If food companies are forced to participate in a “right to food” rather than a “right to economic access,” serious repercussions will be felt within that industry, compromising the food supply for all. Such actions, although very charitable and humanitarian in their intent, would actually be counterproductive. Here’s the scenario.
Let’s say there is a legal demand on food companies to make a portion of their production available at no charge. If food companies must provide a significant portion of their output for free, doing so will force prices to rise on the food for which the companies will be remunerated. The result of this scenario would be that there would be less food consumed.
The decrease in food consumption would begin with paying customers on the lower end of the income scale.
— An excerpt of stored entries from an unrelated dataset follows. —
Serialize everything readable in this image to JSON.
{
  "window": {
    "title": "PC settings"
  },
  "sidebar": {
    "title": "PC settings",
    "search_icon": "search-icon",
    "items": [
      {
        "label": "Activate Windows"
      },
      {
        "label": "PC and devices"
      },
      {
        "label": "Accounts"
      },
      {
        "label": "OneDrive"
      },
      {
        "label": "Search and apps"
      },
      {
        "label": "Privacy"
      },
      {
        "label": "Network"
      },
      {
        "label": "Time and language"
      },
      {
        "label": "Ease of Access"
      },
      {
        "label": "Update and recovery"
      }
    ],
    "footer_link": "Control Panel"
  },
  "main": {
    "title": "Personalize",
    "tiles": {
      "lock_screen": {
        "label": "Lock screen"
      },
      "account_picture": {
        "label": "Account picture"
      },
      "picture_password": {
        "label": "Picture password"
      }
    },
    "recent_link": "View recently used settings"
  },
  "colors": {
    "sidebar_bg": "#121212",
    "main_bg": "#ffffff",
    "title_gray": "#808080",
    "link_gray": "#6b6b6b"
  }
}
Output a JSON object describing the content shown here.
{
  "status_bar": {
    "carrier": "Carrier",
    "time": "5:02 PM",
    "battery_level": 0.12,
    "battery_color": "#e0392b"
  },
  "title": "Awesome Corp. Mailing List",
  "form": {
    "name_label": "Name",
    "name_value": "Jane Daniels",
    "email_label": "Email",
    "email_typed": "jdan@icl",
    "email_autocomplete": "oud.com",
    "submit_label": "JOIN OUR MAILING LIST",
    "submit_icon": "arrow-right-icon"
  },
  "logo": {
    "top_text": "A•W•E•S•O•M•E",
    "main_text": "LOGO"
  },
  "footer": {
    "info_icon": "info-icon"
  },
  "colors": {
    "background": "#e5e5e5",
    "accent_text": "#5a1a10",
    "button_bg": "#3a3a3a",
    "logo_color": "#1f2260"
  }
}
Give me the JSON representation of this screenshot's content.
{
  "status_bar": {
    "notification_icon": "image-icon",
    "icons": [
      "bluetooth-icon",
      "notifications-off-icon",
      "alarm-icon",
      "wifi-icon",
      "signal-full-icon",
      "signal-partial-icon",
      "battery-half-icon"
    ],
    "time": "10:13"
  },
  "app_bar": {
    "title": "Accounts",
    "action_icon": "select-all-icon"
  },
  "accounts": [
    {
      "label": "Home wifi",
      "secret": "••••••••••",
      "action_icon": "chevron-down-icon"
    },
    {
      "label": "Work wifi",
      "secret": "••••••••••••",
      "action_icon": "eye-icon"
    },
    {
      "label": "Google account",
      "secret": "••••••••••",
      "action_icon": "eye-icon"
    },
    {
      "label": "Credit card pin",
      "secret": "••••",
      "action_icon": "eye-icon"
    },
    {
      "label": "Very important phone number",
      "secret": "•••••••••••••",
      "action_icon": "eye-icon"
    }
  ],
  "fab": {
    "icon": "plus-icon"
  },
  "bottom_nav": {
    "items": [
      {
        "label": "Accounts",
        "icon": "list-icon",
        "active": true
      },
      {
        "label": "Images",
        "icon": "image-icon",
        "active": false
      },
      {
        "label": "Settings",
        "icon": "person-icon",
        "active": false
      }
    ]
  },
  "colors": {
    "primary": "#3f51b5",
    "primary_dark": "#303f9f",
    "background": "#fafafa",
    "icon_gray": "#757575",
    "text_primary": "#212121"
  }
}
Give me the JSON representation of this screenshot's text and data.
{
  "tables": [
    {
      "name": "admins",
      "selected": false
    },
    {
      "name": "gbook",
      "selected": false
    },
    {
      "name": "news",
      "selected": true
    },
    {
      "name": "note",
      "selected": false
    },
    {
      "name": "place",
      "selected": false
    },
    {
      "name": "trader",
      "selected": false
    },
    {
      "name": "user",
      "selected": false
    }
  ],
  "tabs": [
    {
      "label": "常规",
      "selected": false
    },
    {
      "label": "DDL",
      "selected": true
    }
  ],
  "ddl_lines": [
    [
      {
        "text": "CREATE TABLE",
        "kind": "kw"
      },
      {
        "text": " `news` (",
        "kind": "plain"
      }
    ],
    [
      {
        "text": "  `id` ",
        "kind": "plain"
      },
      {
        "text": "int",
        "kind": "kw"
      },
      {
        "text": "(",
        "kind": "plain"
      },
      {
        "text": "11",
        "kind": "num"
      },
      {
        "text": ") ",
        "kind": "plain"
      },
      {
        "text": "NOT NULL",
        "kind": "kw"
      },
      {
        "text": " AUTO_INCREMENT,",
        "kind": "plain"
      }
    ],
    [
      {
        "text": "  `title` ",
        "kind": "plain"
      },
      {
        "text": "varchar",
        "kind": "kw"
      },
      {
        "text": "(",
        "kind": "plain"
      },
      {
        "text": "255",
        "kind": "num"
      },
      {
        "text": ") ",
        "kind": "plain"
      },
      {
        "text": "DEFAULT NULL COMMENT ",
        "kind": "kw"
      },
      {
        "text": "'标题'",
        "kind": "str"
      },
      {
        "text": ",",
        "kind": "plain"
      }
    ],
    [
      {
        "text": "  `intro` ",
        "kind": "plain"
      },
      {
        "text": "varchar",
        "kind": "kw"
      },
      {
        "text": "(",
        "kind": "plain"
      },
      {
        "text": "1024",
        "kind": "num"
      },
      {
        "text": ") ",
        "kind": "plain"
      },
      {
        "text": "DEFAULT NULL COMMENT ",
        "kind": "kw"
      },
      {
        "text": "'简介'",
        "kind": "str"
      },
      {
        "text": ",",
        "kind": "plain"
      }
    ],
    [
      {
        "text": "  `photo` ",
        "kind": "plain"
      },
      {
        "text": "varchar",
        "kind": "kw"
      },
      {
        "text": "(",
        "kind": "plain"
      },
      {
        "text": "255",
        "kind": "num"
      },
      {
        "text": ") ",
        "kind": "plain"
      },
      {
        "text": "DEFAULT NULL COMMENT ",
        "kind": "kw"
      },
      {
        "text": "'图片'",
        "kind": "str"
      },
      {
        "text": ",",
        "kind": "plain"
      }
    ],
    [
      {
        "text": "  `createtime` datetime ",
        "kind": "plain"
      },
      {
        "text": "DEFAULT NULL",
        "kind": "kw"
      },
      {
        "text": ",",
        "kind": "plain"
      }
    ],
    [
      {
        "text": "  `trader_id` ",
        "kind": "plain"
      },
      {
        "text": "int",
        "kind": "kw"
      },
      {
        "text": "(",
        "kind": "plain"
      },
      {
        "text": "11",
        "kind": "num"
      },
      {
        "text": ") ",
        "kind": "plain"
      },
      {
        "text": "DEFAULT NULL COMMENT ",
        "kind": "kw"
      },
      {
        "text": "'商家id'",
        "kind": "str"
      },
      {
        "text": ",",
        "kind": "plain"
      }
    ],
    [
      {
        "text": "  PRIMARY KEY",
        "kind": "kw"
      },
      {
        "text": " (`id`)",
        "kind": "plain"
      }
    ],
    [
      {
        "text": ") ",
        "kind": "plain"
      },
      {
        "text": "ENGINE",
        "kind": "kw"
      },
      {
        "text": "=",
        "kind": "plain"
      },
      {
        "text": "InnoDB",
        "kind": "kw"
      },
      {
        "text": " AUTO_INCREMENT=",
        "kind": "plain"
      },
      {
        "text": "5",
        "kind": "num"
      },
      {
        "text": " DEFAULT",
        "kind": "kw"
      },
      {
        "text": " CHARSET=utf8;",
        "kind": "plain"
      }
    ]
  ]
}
As food prices rise, to cover production and distribution of the food for which the company receives no compensation, lower income consumers would not be able to absorb the increases. They would buy less food, and indeed most likely join the ranks of individuals receiving the free food, thereby increasing the proportion of the market which receives the free food. This increase in free food recipients would raise food prices further.
Spiraling increases of food prices would occur, with the paying market segment becoming smaller and smaller and, accordingly, profits becoming smaller and smaller or non-existent. At some point the food company would decide to exit the progressively unprofitable market or go bankrupt. The exit of the food company would necessitate other food companies to feed the defunct company’s non-paying consumers, for free of course, and the cycle would repeat. Food companies would fall progressively, like dominos.
And as the food companies fall, unless supported by government subsidies which presents different economic problems, “food fights” may begin. Not fights with food. Fights for food.
No. Although this idea the UN has might seem like an altruistically good idea, in practicality the concept of free food, like free health care, only brings negative results and exacerbates the problem it was intended to solve in the first place.